The migration question is not “should I leave OpenAI?” It is “can I leave OpenAI in 30 days if I need to?” If the answer is no, your architecture has a single point of failure you did not choose.
There is also the Musk v. Altman trial to consider. Jury selection concluded in late April at Oakland federal court, with closing arguments on the liability phase wrapping up by mid-May and deliberations set to begin around May 19. Brockman is simultaneously leading OpenAI’s product strategy and serving as a central figure in a lawsuit that could unwind the nonprofit-to-profit conversion on which the entire IPO depends. Neither Anthropic nor Google has an analogous distraction pulling executive attention away from product decisions. This is not a scandal concern — it is an execution risk. The person running your platform’s future is in a courtroom.
The Take
I would be treating OpenAI’s developer API as a managed-exit dependency right now, not a foundation to build on. That sounds harsh — OpenAI’s models are still excellent, the API still works, and millions of developers still ship on it every day. But the structural incentives have shifted. Three separate teams meant three separate roadmaps, three separate advocates, and three separate reasons to keep the developer surface stable. One team means one priority stack, and that priority stack is a consumer super-app targeting an IPO at nearly a trillion dollars.

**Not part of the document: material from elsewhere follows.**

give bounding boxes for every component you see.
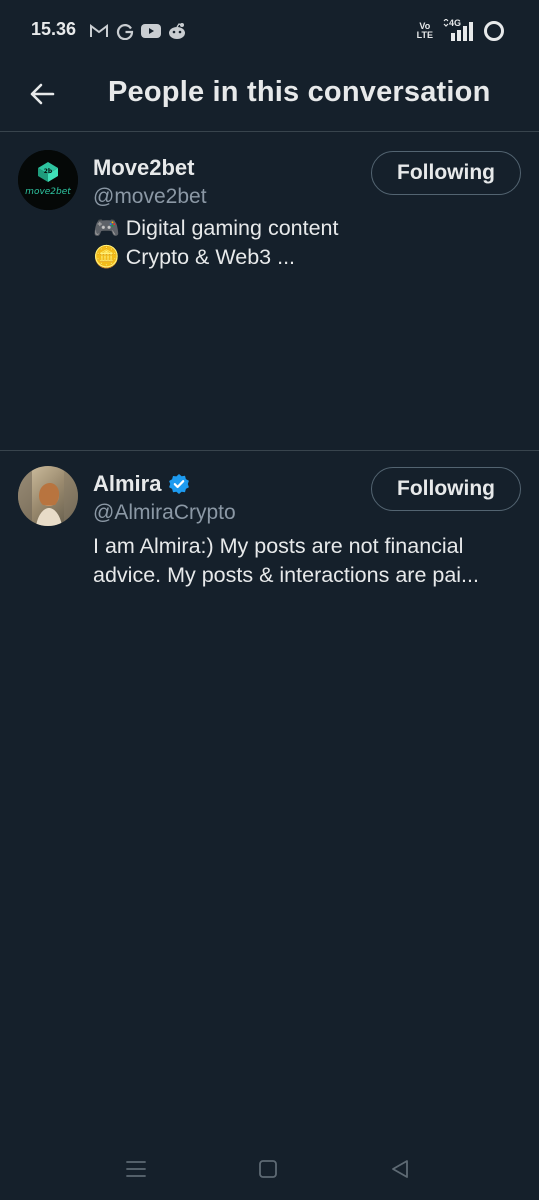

The practical move is not panic migration. It is abstraction. If you are on the Codex CLI or the Agents SDK, put a migration path on your roadmap today. That means an LLM routing layer — LiteLLM, your own adapter, whatever gives you the ability to swap providers in hours, not weeks. It means keeping your agentic logic decoupled from OpenAI-specific SDK primitives. It means accepting that the cost of portability is a small tax now, but the cost of lock-in could be an emergency rewrite later.
Cursor and Claude Code are building purpose-built developer tools with developer-first business models. OpenAI is building a consumer platform that happens to serve developers. When those incentives diverge — and they will — you want to be on the side of the table where the vendor needs you, not where the vendor needs your metrics for a roadshow slide.
The org chart does not lie. Read it accordingly.